The annual medical burden of obesity has risen to almost 10 percent of all medical spending and could total $147 billion per year, said researchers earlier today.

The study findings, which were published online in the journal Health Affairs, were being presented this week at the U.S. Centers for Disease Control (CDC) first ever Weight of the Nation Conference.

The results showed that an obese person has $1,429 per year more medical costs or almost 50% more costs than someone of normal weight. The results also reveal that drug payments for obese individuals are about $600 more per year than drug payments for normal weight persons.

Approximately two-thirds of U.S. adults are overweight or obese. During 1980 – 2004, obesity among U.S. adults doubled, with an estimated 33% of adults overweight and another 34% who are obese.

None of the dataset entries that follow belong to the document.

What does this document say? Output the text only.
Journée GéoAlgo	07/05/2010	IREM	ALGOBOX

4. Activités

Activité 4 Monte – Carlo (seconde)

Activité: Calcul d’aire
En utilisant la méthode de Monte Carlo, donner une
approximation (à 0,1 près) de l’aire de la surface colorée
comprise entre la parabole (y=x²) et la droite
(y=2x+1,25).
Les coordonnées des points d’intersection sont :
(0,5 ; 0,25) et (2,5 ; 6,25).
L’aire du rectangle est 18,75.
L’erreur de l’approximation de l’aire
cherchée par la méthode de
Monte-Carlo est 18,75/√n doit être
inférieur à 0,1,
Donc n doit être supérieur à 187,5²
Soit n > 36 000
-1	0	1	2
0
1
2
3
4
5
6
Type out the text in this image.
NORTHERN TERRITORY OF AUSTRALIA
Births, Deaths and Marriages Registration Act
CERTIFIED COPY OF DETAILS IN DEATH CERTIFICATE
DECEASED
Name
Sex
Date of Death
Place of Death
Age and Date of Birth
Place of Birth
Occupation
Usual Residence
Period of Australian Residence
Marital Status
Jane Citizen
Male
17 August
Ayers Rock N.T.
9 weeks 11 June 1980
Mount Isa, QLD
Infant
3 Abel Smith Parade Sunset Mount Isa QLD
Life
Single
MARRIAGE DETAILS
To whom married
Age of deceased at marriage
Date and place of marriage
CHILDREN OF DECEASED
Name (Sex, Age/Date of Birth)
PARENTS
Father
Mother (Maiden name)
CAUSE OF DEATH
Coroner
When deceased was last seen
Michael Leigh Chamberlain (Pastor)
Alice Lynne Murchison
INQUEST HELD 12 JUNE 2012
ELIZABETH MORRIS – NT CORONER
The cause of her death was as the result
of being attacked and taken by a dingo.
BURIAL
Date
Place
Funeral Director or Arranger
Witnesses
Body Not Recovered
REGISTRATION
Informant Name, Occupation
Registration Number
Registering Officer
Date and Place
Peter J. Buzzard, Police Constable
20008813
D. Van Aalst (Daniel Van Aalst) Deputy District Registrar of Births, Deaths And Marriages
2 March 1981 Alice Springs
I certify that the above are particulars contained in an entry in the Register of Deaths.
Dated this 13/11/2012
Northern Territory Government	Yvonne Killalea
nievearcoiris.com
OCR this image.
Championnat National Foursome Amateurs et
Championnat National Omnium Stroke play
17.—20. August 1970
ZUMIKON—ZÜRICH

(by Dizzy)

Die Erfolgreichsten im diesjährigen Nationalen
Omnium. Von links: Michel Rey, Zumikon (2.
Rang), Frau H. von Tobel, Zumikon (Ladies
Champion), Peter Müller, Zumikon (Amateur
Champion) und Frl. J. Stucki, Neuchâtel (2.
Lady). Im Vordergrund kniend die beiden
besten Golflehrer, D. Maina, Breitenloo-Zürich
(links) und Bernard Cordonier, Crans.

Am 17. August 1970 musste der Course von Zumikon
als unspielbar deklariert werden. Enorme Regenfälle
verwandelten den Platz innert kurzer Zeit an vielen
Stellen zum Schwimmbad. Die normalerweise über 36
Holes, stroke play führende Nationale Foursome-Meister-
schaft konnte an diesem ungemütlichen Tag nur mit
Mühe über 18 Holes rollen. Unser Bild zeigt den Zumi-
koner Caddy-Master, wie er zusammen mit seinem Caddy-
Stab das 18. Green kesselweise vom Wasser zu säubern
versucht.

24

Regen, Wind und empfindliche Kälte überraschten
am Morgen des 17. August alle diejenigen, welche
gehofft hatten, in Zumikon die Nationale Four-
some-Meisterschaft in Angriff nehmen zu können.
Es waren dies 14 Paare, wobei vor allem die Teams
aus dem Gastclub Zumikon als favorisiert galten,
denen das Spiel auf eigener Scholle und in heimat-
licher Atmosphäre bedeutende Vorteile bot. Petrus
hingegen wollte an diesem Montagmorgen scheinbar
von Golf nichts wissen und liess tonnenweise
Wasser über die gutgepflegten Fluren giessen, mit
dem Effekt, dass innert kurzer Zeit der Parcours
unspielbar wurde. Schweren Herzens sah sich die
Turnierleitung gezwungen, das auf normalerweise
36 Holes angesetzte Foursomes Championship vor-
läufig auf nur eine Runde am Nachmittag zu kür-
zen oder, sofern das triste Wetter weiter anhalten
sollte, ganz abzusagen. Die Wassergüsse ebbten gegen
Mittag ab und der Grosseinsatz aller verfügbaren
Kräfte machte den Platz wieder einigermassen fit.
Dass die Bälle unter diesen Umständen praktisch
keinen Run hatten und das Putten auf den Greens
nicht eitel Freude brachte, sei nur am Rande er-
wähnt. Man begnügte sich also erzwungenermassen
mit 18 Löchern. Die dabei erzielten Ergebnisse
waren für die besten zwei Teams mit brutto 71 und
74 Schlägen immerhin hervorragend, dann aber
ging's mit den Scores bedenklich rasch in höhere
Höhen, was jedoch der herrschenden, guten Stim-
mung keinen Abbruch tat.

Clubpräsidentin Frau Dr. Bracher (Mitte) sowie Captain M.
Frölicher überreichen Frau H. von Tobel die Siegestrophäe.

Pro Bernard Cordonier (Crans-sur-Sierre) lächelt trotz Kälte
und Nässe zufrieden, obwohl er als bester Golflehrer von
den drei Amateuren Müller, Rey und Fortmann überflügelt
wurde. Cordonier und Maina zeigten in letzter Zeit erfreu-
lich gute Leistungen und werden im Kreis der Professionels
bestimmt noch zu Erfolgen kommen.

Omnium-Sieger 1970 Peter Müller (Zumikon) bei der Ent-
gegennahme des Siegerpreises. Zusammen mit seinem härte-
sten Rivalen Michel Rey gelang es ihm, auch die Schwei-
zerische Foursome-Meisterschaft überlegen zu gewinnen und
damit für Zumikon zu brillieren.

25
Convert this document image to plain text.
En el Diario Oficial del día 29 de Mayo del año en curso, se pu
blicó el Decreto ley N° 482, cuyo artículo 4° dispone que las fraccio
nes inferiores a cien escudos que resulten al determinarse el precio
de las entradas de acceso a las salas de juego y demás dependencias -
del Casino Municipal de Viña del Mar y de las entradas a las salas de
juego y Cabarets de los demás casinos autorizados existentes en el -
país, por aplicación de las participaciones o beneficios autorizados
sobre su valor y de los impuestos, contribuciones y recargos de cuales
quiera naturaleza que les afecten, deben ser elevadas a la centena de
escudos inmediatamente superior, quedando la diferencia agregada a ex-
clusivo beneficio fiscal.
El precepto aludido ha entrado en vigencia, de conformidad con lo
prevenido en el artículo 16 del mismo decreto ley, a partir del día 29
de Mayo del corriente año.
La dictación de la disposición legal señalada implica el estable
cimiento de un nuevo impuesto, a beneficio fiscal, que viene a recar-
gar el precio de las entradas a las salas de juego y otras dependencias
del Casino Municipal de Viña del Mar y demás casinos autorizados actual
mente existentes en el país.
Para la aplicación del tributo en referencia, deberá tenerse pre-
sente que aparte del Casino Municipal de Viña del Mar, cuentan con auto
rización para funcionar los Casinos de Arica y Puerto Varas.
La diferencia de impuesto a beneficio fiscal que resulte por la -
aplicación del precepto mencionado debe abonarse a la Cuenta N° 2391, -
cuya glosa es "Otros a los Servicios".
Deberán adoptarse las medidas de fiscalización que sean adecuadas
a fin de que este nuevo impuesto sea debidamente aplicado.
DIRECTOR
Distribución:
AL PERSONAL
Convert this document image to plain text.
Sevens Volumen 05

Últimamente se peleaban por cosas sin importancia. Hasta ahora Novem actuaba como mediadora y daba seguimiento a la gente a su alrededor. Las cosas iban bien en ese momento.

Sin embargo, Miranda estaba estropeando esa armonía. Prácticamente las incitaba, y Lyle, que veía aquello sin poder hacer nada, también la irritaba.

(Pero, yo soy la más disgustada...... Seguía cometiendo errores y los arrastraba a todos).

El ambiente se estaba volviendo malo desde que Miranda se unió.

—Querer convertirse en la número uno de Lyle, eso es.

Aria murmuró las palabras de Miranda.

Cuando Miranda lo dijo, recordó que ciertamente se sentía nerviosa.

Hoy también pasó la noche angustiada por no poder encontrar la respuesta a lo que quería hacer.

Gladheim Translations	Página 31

Approximately one fifth of U.S. children are overweight or obese. This number increased substantially during 1999 – 2004.

Reversing the obesity epidemic requires a comprehensive and coordinated approach that uses policy and environmental change to promote healthy lifestyles in the U.S.

To address this issue, the CDC initiated the Common Community Measure for Obesity Prevention Project (the Measures Project). The goal of the Measures project was to recommend a set of prevention strategies that can be implemented and measured in communities, medical care, schools and workplaces.

The panel process for the Measures Projects identified 24 strategies for obesity prevention that are divided into six categories: 1) availability of affordable healthy food and beverages, 2) support healthy food and beverage choices, 3) encourage breast feeding, 4) encourage physical activity or limit sedentary activity among children and youth, 5) safe communities that support physical activity, and 6) encourage communities to organize for change.

This week’s Weight of the Nation conference will provide a forum for public health experts, policy leaders and researchers to discuss the study findings and new recommendations in the prevention and control of obesity through policy and environmental strategies.

The Bottom Line

The obesity and prevention strategies recommended by the Measures Project represent a shift in focus away from the individual toward the community. This is a good idea. Similar pilot studies like EPODE (translated, “together let’s prevent obesity in children”) in Europe have demonstrated that this is a successful approach.

While overweight and obesity is an issue for adults, of great concern is the problem in young children. Adopting community based strategies to teach kids at an early age the value of healthy eating and physical exercise will pay big dividends.

Kids learn not by what their parents say but what they do. Provide a good example by adopting a healthy diet and lifestyle yourself.